Se fija también nuestro naturalista en la rica agricultura de la isla y nos habla de las producciones de granos, papas, batatas, ñames y viña, esta última para producir vinos y alcoholes que considera más resistentes que los franceses para cruzar los océanos. Plantea la posibilidad de mejorar estos cultivos creando un jardín de semillas para la introducción de todo tipo de plantas europeas y la aclimatación de las americanas y asiáticas para transportarlas a Europa. También sugiere en su informe la necesidad de introducir algunos cambios en la propiedad de la tierra aboliendo los mayorazgos y mejorar la gestión de las aguas y los recursos forestales.

Conocedor de la realidad social palmera, sugiere no tocar a la Iglesia para no granjearse la enemistad de los pobladores que según él “ils sont plus affectionnés aux Français qu’a aucune autre Nation; ce qui est le contraire dans les autres îles”. En el aspecto industrial destaca la producción sedera para la fabricación de telas y cintas, la posibilidad de fabricación de pólvora más barata utilizando para ello el salitre de Marruecos y el azufre que se traería del Teide, en Tenerife.
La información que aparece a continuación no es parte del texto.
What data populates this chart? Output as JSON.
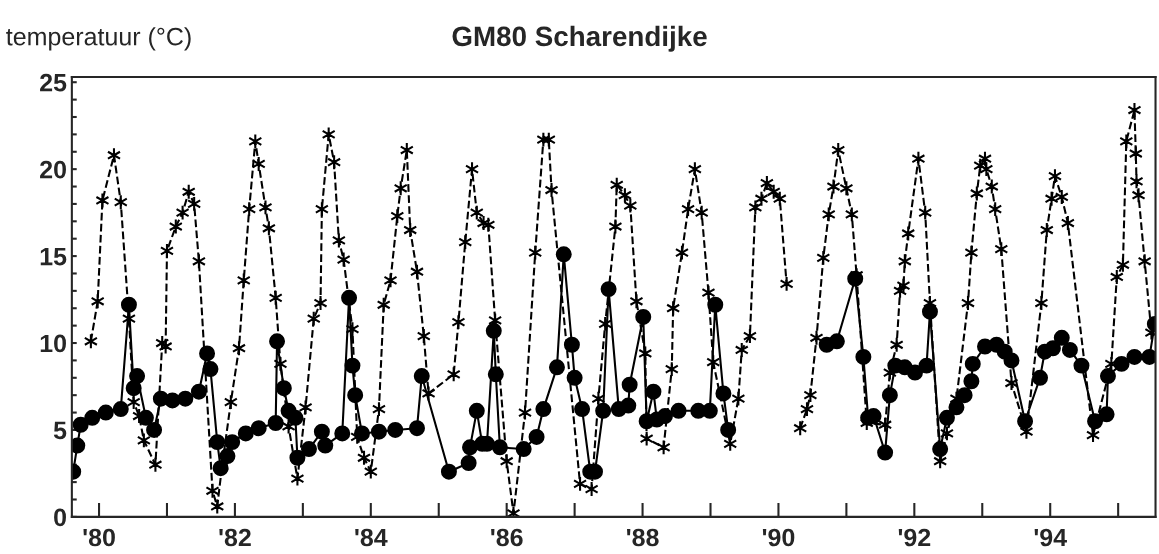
{
  "chart_data": {
    "type": "line",
    "title": "GM80 Scharendijke",
    "ylabel": "temperatuur (°C)",
    "xlim": [
      1979.6,
      1995.55
    ],
    "ylim": [
      0,
      25.3
    ],
    "xticks": [
      {
        "value": 1980,
        "label": "'80"
      },
      {
        "value": 1981,
        "label": null
      },
      {
        "value": 1982,
        "label": "'82"
      },
      {
        "value": 1983,
        "label": null
      },
      {
        "value": 1984,
        "label": "'84"
      },
      {
        "value": 1985,
        "label": null
      },
      {
        "value": 1986,
        "label": "'86"
      },
      {
        "value": 1987,
        "label": null
      },
      {
        "value": 1988,
        "label": "'88"
      },
      {
        "value": 1989,
        "label": null
      },
      {
        "value": 1990,
        "label": "'90"
      },
      {
        "value": 1991,
        "label": null
      },
      {
        "value": 1992,
        "label": "'92"
      },
      {
        "value": 1993,
        "label": null
      },
      {
        "value": 1994,
        "label": "'94"
      },
      {
        "value": 1995,
        "label": null
      }
    ],
    "yticks": [
      0,
      {
        "value": 1,
        "label": null
      },
      {
        "value": 2,
        "label": null
      },
      {
        "value": 3,
        "label": null
      },
      {
        "value": 4,
        "label": null
      },
      5,
      {
        "value": 6,
        "label": null
      },
      {
        "value": 7,
        "label": null
      },
      {
        "value": 8,
        "label": null
      },
      {
        "value": 9,
        "label": null
      },
      10,
      {
        "value": 11,
        "label": null
      },
      {
        "value": 12,
        "label": null
      },
      {
        "value": 13,
        "label": null
      },
      {
        "value": 14,
        "label": null
      },
      15,
      {
        "value": 16,
        "label": null
      },
      {
        "value": 17,
        "label": null
      },
      {
        "value": 18,
        "label": null
      },
      {
        "value": 19,
        "label": null
      },
      20,
      {
        "value": 21,
        "label": null
      },
      {
        "value": 22,
        "label": null
      },
      {
        "value": 23,
        "label": null
      },
      {
        "value": 24,
        "label": null
      },
      25
    ],
    "grid": false,
    "legend": false,
    "series": [
      {
        "color": "#000000",
        "marker": "cross",
        "line_style": "dashed",
        "x": [
          1979.88,
          1979.98,
          1980.05,
          1980.22,
          1980.32,
          1980.44,
          1980.51,
          1980.59,
          1980.66,
          1980.83,
          1980.93,
          1980.98,
          1981.0,
          1981.13,
          1981.23,
          1981.32,
          1981.4,
          1981.47,
          1981.67,
          1981.74,
          1981.81,
          1981.94,
          1982.06,
          1982.13,
          1982.21,
          1982.3,
          1982.35,
          1982.45,
          1982.5,
          1982.6,
          1982.67,
          1982.79,
          1982.92,
          1983.04,
          1983.16,
          1983.26,
          1983.28,
          1983.38,
          1983.46,
          1983.53,
          1983.6,
          1983.73,
          1983.8,
          1983.9,
          1984.0,
          1984.12,
          1984.19,
          1984.29,
          1984.39,
          1984.44,
          1984.53,
          1984.58,
          1984.68,
          1984.78,
          1984.85,
          1985.22,
          1985.29,
          1985.39,
          1985.49,
          1985.56,
          1985.66,
          1985.73,
          1985.83,
          1986.0,
          1986.1,
          1986.27,
          1986.42,
          1986.54,
          1986.62,
          1986.66,
          1987.08,
          1987.25,
          1987.35,
          1987.45,
          1987.6,
          1987.62,
          1987.74,
          1987.82,
          1987.91,
          1988.04,
          1988.06,
          1988.31,
          1988.43,
          1988.45,
          1988.58,
          1988.67,
          1988.77,
          1988.87,
          1988.97,
          1989.04,
          1989.29,
          1989.41,
          1989.46,
          1989.58,
          1989.66,
          1989.75,
          1989.83,
          1989.93,
          1990.02,
          1990.12,
          null,
          1990.32,
          1990.42,
          1990.47,
          1990.56,
          1990.66,
          1990.74,
          1990.81,
          1990.88,
          1991.0,
          1991.08,
          1991.15,
          1991.3,
          1991.57,
          1991.64,
          1991.74,
          1991.79,
          1991.84,
          1991.86,
          1991.91,
          1992.06,
          1992.16,
          1992.23,
          1992.38,
          1992.48,
          1992.62,
          1992.79,
          1992.84,
          1992.92,
          1992.97,
          1993.04,
          1993.06,
          1993.14,
          1993.19,
          1993.28,
          1993.43,
          1993.65,
          1993.87,
          1993.95,
          1994.02,
          1994.07,
          1994.17,
          1994.26,
          1994.63,
          1994.9,
          1994.98,
          1995.07,
          1995.12,
          1995.24,
          1995.26,
          1995.27,
          1995.3,
          1995.39,
          1995.49
        ],
        "values": [
          10.1,
          12.4,
          18.2,
          20.8,
          18.1,
          11.4,
          6.6,
          5.8,
          4.4,
          3.0,
          10.0,
          9.8,
          15.3,
          16.7,
          17.5,
          18.7,
          18.0,
          14.7,
          1.5,
          0.6,
          2.9,
          6.6,
          9.7,
          13.6,
          17.7,
          21.6,
          20.3,
          17.8,
          16.6,
          12.6,
          8.8,
          5.2,
          2.2,
          6.3,
          11.4,
          12.3,
          17.7,
          22.0,
          20.4,
          15.9,
          14.8,
          10.8,
          4.6,
          3.4,
          2.6,
          6.2,
          12.2,
          13.6,
          17.3,
          18.9,
          21.1,
          16.5,
          14.1,
          10.4,
          7.1,
          8.2,
          11.2,
          15.8,
          20.0,
          17.5,
          16.9,
          16.8,
          11.3,
          3.2,
          0.2,
          6.0,
          15.2,
          21.7,
          21.7,
          18.8,
          1.9,
          1.6,
          6.8,
          11.1,
          16.7,
          19.1,
          18.5,
          17.9,
          12.4,
          9.4,
          4.5,
          4.0,
          8.5,
          12.0,
          15.2,
          17.7,
          20.0,
          17.5,
          12.9,
          8.9,
          4.2,
          6.8,
          9.6,
          10.4,
          17.8,
          18.3,
          19.2,
          18.7,
          18.3,
          13.4,
          null,
          5.1,
          6.2,
          7.0,
          10.3,
          14.9,
          17.4,
          19.0,
          21.1,
          18.9,
          17.4,
          13.9,
          5.4,
          5.3,
          8.3,
          9.9,
          13.0,
          13.3,
          14.7,
          16.3,
          20.6,
          17.5,
          12.3,
          3.2,
          4.8,
          6.8,
          12.3,
          15.2,
          18.6,
          20.2,
          20.6,
          20.0,
          19.0,
          17.7,
          15.4,
          7.7,
          4.9,
          12.3,
          16.5,
          18.3,
          19.6,
          18.4,
          16.9,
          4.7,
          8.8,
          13.8,
          14.5,
          21.6,
          23.4,
          20.9,
          19.3,
          18.5,
          14.7,
          10.6
        ]
      },
      {
        "color": "#000000",
        "marker": "circle",
        "line_style": "solid",
        "x": [
          1979.62,
          1979.68,
          1979.73,
          1979.9,
          1980.1,
          1980.32,
          1980.44,
          1980.51,
          1980.56,
          1980.69,
          1980.81,
          1980.91,
          1981.08,
          1981.27,
          1981.47,
          1981.59,
          1981.64,
          1981.74,
          1981.79,
          1981.89,
          1981.96,
          1982.16,
          1982.35,
          1982.6,
          1982.62,
          1982.72,
          1982.79,
          1982.89,
          1982.92,
          1983.09,
          1983.28,
          1983.33,
          1983.58,
          1983.68,
          1983.73,
          1983.77,
          1983.87,
          1984.12,
          1984.36,
          1984.68,
          1984.75,
          1985.15,
          1985.44,
          1985.46,
          1985.56,
          1985.64,
          1985.71,
          1985.81,
          1985.84,
          1985.9,
          1986.25,
          1986.44,
          1986.54,
          1986.74,
          1986.84,
          1986.96,
          1987.0,
          1987.11,
          1987.23,
          1987.3,
          1987.42,
          1987.5,
          1987.65,
          1987.79,
          1987.81,
          1988.01,
          1988.06,
          1988.16,
          1988.21,
          1988.33,
          1988.53,
          1988.82,
          1988.99,
          1989.07,
          1989.19,
          1989.26,
          null,
          1990.71,
          1990.86,
          1991.13,
          1991.25,
          1991.32,
          1991.4,
          1991.57,
          1991.64,
          1991.72,
          1991.86,
          1992.01,
          1992.18,
          1992.23,
          1992.38,
          1992.48,
          1992.62,
          1992.74,
          1992.84,
          1992.86,
          1993.04,
          1993.21,
          1993.33,
          1993.43,
          1993.63,
          1993.85,
          1993.92,
          1994.04,
          1994.17,
          1994.29,
          1994.46,
          1994.66,
          1994.83,
          1994.85,
          1995.05,
          1995.24,
          1995.46,
          1995.54
        ],
        "values": [
          2.6,
          4.1,
          5.3,
          5.7,
          6.0,
          6.2,
          12.2,
          7.4,
          8.1,
          5.7,
          5.0,
          6.8,
          6.7,
          6.8,
          7.2,
          9.4,
          8.5,
          4.3,
          2.8,
          3.5,
          4.3,
          4.8,
          5.1,
          5.4,
          10.1,
          7.4,
          6.1,
          5.7,
          3.4,
          3.9,
          4.9,
          4.1,
          4.8,
          12.6,
          8.7,
          7.0,
          4.8,
          4.9,
          5.0,
          5.1,
          8.1,
          2.6,
          3.1,
          4.0,
          6.1,
          4.2,
          4.2,
          10.7,
          8.2,
          4.0,
          3.9,
          4.6,
          6.2,
          8.6,
          15.1,
          9.9,
          8.0,
          6.2,
          2.6,
          2.6,
          6.1,
          13.1,
          6.2,
          6.4,
          7.6,
          11.5,
          5.5,
          7.2,
          5.6,
          5.8,
          6.1,
          6.1,
          6.1,
          12.2,
          7.1,
          5.0,
          null,
          9.9,
          10.1,
          13.7,
          9.2,
          5.7,
          5.8,
          3.7,
          7.0,
          8.7,
          8.6,
          8.3,
          8.7,
          11.8,
          3.9,
          5.7,
          6.3,
          7.0,
          7.8,
          8.8,
          9.8,
          9.9,
          9.5,
          9.0,
          5.5,
          8.0,
          9.5,
          9.7,
          10.3,
          9.6,
          8.7,
          5.5,
          5.9,
          8.1,
          8.8,
          9.2,
          9.2,
          11.1
        ]
      }
    ]
  }
}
Pero, ¿qué le habría costado a Francia la adquisición de La Palma? Poco, según Broussonet, pues la construcción de un puerto y un arsenal podrían ser cubiertos con los recursos de la isla. Sólo habría que mantener una guarnición militar poco numerosa, una buena artillería y pocos funcionarios franceses. Para la defensa de la isla, Francia podría contar con sus habitantes a los que describe como robustos, ágiles, buenos tiradores y acostumbrados a desplazarse rápidamente  por todo el territorio insular. Además, desde La Palma se podrían vender mercaderías francesas a todo el archipiélago, que contaba en aquellos tiempos con unos 250.000 habitantes, aprovechando para ello la liberación del comercio con América y suprimiendo las aduanas.

También Broussonet se anticipa a lo que sería más tarde el turismo diciendo que “La Palma, en mano de los franceses, volverá a ser lo que ha sido durante algunos años: un lugar famoso por la pureza de su cielo, la dulzura de su clima, por la bondad de sus aguas minerales donde los españoles (…) venían durante una parte del año a gastar sus rentas como en una isla afortunada”.

Es evidente que la petición de Broussonet no fue atendida por Talleyrand, por lo que La Palma continuó bajo la corona española. Ahora sólo nos resta imaginar cómo habría sido hoy la isla si hubiera pasado a manos francesas…

NOTA: Quiero expresar mi agradecimiento a Francisco Rodríguez Pulido, profesor palmero de Ciencias de la Naturaleza y amigo, por haberme dado la pista de esta historia y a Macu Marrero por las fotos de la Fuente de los Sabios.